In this paper, we develop a unified framework to find state-feedback control laws that solve two-player zero-sum differential games over the infinite time horizon and guarantee partial-state asymptotic stability of the closed-loop system. Partial-state asymptotic stability is guaranteed by means of a Lyapunov function that is positive definite and decrescent with respect to part of the system state. The existence of a saddle point for the system׳s performance measure is guaranteed by the fact that this Lyapunov function satisfies a partial differential equation that corresponds to a steady-state form of the Hamilton-Jacobi-Isaacs equation. In the second part of this paper, we show how our differential game framework can be applied not only to solve pursuit-evasion and robust optimal control problems, but also to assess the effectiveness of a model reference adaptive control law.

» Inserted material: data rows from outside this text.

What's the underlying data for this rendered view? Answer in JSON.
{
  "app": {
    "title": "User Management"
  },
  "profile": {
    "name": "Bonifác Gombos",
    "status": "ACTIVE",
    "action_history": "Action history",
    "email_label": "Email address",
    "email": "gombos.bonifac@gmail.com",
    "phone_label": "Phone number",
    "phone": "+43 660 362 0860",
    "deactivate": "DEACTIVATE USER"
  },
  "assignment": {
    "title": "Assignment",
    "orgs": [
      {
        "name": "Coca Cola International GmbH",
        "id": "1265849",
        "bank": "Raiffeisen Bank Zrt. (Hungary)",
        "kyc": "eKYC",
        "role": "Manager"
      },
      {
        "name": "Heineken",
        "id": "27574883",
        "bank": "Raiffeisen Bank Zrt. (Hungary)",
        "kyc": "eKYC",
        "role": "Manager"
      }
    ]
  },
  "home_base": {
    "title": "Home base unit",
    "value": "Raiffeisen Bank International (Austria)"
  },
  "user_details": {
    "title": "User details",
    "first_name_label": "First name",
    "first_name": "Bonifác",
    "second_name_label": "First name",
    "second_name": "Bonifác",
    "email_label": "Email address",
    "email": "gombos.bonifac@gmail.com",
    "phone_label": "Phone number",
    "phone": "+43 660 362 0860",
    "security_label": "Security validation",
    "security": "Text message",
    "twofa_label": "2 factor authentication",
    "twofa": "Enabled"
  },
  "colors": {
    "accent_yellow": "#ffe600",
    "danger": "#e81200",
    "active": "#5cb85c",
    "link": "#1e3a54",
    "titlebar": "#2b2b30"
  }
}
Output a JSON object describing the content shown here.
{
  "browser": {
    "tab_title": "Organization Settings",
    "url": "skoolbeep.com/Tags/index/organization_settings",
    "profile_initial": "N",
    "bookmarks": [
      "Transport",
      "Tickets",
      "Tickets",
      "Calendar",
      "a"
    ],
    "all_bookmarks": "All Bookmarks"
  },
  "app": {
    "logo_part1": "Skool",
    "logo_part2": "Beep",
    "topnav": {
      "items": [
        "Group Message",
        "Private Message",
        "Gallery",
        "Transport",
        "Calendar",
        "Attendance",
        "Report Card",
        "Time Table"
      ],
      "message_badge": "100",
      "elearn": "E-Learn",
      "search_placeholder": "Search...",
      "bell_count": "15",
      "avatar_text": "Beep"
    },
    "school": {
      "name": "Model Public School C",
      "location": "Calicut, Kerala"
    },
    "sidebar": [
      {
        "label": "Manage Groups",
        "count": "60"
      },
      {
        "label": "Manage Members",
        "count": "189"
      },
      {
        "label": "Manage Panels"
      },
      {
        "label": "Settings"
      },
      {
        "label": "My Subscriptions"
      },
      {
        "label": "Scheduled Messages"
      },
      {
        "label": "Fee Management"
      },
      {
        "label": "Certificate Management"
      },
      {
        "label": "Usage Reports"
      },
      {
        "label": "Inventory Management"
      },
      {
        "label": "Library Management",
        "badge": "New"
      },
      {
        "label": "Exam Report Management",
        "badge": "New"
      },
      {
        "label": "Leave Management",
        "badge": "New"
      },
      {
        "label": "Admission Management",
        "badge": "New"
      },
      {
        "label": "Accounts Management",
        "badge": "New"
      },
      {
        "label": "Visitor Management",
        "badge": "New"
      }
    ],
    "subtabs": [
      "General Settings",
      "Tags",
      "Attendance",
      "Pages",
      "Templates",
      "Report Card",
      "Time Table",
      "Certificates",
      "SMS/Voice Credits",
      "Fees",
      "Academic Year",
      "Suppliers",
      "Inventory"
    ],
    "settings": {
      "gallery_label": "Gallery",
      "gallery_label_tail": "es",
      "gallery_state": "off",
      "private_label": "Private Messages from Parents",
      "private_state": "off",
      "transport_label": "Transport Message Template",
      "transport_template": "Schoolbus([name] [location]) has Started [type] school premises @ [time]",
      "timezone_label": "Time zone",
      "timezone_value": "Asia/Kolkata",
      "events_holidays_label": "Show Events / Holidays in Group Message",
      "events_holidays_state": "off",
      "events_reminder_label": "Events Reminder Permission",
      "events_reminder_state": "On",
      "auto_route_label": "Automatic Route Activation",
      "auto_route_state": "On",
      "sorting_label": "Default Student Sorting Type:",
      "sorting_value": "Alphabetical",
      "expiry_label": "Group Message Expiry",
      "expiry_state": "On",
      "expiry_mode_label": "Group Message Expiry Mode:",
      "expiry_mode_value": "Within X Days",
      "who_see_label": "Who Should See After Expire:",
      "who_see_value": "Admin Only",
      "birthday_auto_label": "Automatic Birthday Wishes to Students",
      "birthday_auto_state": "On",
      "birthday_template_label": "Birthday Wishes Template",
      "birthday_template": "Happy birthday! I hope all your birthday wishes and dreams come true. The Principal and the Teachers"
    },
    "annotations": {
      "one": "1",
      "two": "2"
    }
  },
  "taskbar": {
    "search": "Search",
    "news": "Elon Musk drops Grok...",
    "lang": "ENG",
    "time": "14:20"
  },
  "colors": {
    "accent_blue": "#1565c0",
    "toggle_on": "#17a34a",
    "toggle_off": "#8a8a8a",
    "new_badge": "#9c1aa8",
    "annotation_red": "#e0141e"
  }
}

Specifically, the model reference adaptive control architecture is designed to guarantee satisfactory trajectory tracking for uncertain nonlinear dynamical systems, whose matched nonlinearities are captured by the regressor vector. By modeling matched and unmatched nonlinearities, which are not captured by the regressor vector, as the pursuer׳s and evader׳s control inputs in a differential game, we provide an explicit characterization of the system׳s uncertainties that do not disrupt the trajectory tracking capabilities of the adaptive controller. Two numerical examples illustrate the applicability of our results.